Tomes also said she originally became interested in analyzing adverse events for Essure after seeing tweets about nickel used in the device made in response to an FDA panel on 24 September 2015. Out of curiosity, Tomes used her system to search adverse event reports for Essure mentioning nickel.
"There were 544 reports," she said.
In an email response to Focus, Clark pointed to statements made by Diana Zukerman, president of the National Center for Health Research, appearing in Qmed last week:
"One of the questions would be whether ectopic pregnancies were counted as fetal deaths. That's important because ectopic pregnancies are probably caused by Essure and always result in fetal death. If FDA had decided to count ectopic pregnancies separately from fetal deaths, they should have clarified that."
"If all doctors reported complications and fetal deaths, that would be important information for patients to have. But in the real world, a lot of doctors wouldn't report those things," Zuckerman says. "They might not report pelvic pain either, because the doctors were told by the company that pelvic pain was unrelated to the device. But if you have a device in the pelvic area and you have pain there, there is a good chance they were related."
During the press call, Fitzpatrick raised allegations stemming from a complaint filed by a former Conceptus employee in the US District Court for the Northern District of California in 2013.
The complaint alleged that Conceptus, which was bought by Bayer the same year, gave illegal kickbacks to doctors to encourage use of the Essure device.
However, the complaint was voluntarily dismissed before going to trial, and the allegations raised were never proven. Bayer has adamantly denied these allegations, stating "These allegations were made over a year ago and the United States Department of Justice [DOJ] thoroughly investigated them. After its investigation, DOJ declined to intervene and prosecute the case. The qui tam plaintiff also voluntarily dismissed the case. DOJ has closed its investigation. The matter is now fully concluded."
When asked whether Fitzpatrick's office stands by those allegations, Clark told Focus that "the Congressman was seeking to ensure the FDA was aware of the filing and asking for it to be included as part of the agency's review."

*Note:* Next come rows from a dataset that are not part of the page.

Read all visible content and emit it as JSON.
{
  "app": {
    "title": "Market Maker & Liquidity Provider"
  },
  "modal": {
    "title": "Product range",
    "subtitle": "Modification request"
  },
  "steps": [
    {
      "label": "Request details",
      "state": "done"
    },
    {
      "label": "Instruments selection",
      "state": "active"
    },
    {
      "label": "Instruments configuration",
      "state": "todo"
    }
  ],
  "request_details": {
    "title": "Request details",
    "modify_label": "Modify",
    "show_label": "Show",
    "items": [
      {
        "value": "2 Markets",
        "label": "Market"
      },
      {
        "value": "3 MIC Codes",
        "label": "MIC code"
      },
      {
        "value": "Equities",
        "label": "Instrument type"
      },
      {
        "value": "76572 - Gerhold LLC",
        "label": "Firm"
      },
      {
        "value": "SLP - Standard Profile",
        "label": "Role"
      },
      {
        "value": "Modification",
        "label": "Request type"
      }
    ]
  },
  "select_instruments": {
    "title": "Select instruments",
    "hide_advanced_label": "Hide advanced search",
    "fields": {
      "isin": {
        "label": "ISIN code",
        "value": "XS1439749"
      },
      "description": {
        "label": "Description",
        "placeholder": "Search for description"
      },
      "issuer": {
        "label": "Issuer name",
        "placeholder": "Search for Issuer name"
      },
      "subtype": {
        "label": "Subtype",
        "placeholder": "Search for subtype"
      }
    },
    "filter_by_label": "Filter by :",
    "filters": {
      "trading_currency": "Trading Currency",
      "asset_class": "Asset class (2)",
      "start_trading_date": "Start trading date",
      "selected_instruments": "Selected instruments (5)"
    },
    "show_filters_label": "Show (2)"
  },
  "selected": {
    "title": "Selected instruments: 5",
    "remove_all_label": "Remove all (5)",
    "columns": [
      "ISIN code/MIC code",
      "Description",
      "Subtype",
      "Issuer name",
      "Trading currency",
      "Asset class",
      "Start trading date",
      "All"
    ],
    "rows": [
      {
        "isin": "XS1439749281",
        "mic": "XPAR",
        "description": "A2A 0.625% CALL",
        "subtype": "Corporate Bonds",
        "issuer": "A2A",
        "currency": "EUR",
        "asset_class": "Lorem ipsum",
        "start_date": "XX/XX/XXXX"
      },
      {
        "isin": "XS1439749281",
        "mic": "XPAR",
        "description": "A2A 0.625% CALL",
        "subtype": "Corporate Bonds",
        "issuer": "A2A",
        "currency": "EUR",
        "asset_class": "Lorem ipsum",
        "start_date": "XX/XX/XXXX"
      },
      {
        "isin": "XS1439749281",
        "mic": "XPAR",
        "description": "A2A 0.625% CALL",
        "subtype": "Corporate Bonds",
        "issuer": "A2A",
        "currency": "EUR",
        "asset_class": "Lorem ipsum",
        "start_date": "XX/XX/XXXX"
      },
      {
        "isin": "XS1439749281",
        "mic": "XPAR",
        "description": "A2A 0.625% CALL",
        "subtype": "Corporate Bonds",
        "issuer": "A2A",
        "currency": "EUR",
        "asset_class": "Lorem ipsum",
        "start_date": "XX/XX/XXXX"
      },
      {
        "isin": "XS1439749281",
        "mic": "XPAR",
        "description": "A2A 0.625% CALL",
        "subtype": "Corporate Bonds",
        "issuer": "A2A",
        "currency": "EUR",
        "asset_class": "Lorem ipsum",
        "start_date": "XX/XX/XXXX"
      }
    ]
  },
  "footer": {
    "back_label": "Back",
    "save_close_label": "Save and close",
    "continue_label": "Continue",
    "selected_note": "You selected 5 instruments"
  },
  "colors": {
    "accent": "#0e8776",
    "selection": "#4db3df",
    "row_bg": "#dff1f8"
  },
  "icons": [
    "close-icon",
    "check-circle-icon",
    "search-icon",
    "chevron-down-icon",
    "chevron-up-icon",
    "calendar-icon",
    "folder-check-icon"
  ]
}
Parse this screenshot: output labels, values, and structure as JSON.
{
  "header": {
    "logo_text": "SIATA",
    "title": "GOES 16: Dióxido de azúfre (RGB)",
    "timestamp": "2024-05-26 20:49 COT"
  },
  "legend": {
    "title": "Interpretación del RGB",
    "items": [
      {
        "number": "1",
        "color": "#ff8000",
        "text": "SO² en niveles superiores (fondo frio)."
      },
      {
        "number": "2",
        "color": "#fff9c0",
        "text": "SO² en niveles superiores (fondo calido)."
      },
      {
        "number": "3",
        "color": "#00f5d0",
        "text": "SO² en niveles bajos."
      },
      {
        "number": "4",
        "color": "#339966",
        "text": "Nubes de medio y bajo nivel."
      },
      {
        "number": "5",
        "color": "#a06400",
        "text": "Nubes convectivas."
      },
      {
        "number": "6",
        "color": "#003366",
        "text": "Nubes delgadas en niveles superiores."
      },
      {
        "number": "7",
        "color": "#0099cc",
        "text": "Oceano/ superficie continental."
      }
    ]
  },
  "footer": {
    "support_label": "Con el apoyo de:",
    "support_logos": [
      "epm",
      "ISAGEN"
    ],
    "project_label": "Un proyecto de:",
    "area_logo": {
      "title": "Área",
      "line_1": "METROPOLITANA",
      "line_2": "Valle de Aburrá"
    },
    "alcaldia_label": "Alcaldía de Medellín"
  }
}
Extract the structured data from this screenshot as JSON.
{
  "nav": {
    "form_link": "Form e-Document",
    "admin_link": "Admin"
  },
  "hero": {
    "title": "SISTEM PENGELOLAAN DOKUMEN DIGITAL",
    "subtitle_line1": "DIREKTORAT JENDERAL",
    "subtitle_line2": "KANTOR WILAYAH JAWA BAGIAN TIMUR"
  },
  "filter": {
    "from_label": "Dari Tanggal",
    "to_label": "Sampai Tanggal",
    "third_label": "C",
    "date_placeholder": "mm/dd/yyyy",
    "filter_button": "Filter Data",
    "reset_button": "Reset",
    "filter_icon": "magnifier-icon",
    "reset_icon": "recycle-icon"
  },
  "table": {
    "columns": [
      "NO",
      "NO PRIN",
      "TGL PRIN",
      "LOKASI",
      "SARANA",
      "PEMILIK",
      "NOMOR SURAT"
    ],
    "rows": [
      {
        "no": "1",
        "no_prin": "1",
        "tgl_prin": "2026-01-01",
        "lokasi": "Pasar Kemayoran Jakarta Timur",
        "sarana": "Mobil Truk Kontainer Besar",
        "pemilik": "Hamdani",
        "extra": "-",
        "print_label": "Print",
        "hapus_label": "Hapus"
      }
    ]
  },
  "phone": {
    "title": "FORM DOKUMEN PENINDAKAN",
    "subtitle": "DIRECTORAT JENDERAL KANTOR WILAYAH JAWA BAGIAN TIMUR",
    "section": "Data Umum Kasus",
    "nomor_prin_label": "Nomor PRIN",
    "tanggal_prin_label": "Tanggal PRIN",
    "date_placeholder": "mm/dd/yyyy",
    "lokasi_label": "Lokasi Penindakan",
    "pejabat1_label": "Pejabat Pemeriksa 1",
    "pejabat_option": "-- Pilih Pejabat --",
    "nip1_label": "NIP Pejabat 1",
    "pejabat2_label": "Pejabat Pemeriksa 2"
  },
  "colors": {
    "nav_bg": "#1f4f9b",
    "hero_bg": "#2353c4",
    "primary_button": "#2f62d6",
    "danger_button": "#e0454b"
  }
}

Clark also said that Fitzpatrick "had heard many of the same things from Essure victims" and provided a letter written by Dr. Charles Monteith, a fertility surgeon and former medical director for Planned Parenthood of Central North Carolina, that claims Conceptus "arranged for physicians to obtain the surgical equipment for Essure insertion at no cost if two Essure kits were purchased each month."
Additionally, Clark emphasized that the issues raised are significant to "the manufacturer's insulation from any civil liability … based on the Supreme Court ruling in Riegel v. Medtronic," which established that FDA's premarket approval of a device preempts liability claims by individuals.